A proa imponente acompanhava a bela carranca orgulhosa de ser a guia para a vida adulta daquela semente de gente, que veio do filho mais velho. O mastro, de palitos de madeira leve, pintados e lixados, finos e longos, carregando com honra as velas de pano bege. Laterais erguidas com papelão, tinta e cola milimetricamente calculadas para que mesmo na verdadeira água do mar, não adernasse, indicando o caminho pelas águas da verdade e da beleza. E ao seu fim uma popa forte, timão e leme rígidos, montados com uma imaginação e vontade, na obrigação de manter o curso firme e apontar a aquela mente em formação os alferes de uma ocupada vida.
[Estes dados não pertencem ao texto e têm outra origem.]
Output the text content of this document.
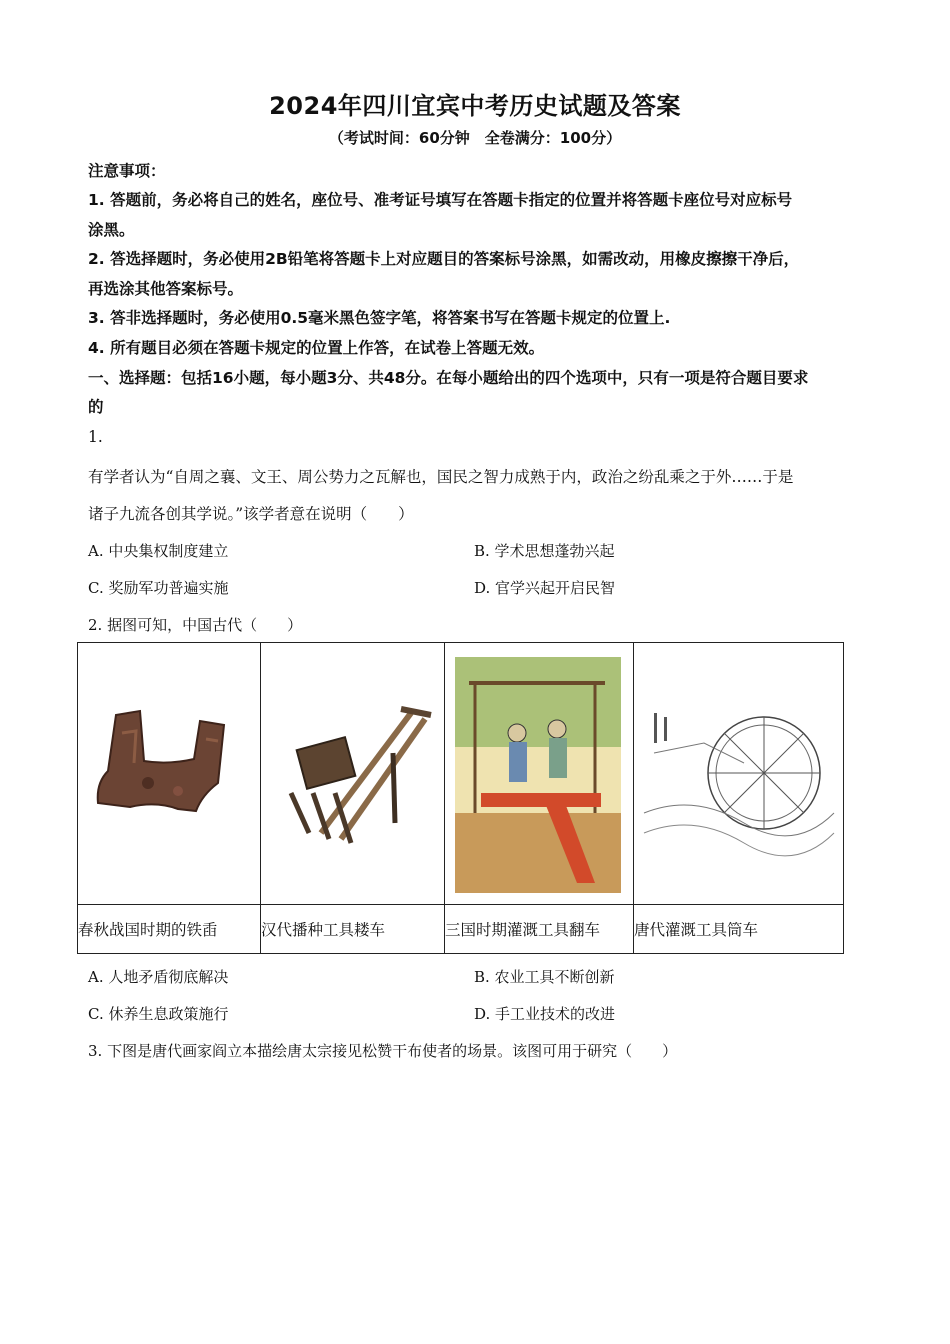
2024年四川宜宾中考历史试题及答案
（考试时间：60分钟　全卷满分：100分）
注意事项：
1. 答题前，务必将自己的姓名，座位号、准考证号填写在答题卡指定的位置并将答题卡座位号对应标号
涂黑。
2. 答选择题时，务必使用2B铅笔将答题卡上对应题目的答案标号涂黑，如需改动，用橡皮擦擦干净后，
再选涂其他答案标号。
3. 答非选择题时，务必使用0.5毫米黑色签字笔，将答案书写在答题卡规定的位置上.
4. 所有题目必须在答题卡规定的位置上作答，在试卷上答题无效。
一、选择题：包括16小题，每小题3分、共48分。在每小题给出的四个选项中，只有一项是符合题目要求
的
1.
有学者认为“自周之襄、文王、周公势力之瓦解也，国民之智力成熟于内，政治之纷乱乘之于外……于是
诸子九流各创其学说。”该学者意在说明（　　）
A. 中央集权制度建立	B. 学术思想蓬勃兴起
C. 奖励军功普遍实施	D. 官学兴起开启民智
2. 据图可知，中国古代（　　）

春秋战国时期的铁臿	汉代播种工具耧车	三国时期灌溉工具翻车	唐代灌溉工具筒车
A. 人地矛盾彻底解决	B. 农业工具不断创新
C. 休养生息政策施行	D. 手工业技术的改进
3. 下图是唐代画家阎立本描绘唐太宗接见松赞干布使者的场景。该图可用于研究（　　）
A beleza do momento da entrega de seu trabalho para alguém que representava tudo aquilo que o mar representou na vida do velho senhor do píer era um momento único, que logo em seguida foi sobrepujado por outra entrega. Foi quando o avô viu que sua pequena obra de arte trocar de mãos e de capitão.
A beleza do momento foi ultrapassada quando se neto, sangue de marinheiro urbano, desistia daquele importante símbolo da alquimia entre um avô e seu neto, entregando de bom grado e de livre escolha ao pobre menino de rua toda uma centena de horas de árdua seleção de peças e meticuloso trabalho. Dividindo um pouco de sua alegria e da felicidade que o permeava com alguém que merecia. Estimulando a imaginação e mostrando a direção da liberdade e da verdade a alguém que nunca foi dado o direito de sonhar.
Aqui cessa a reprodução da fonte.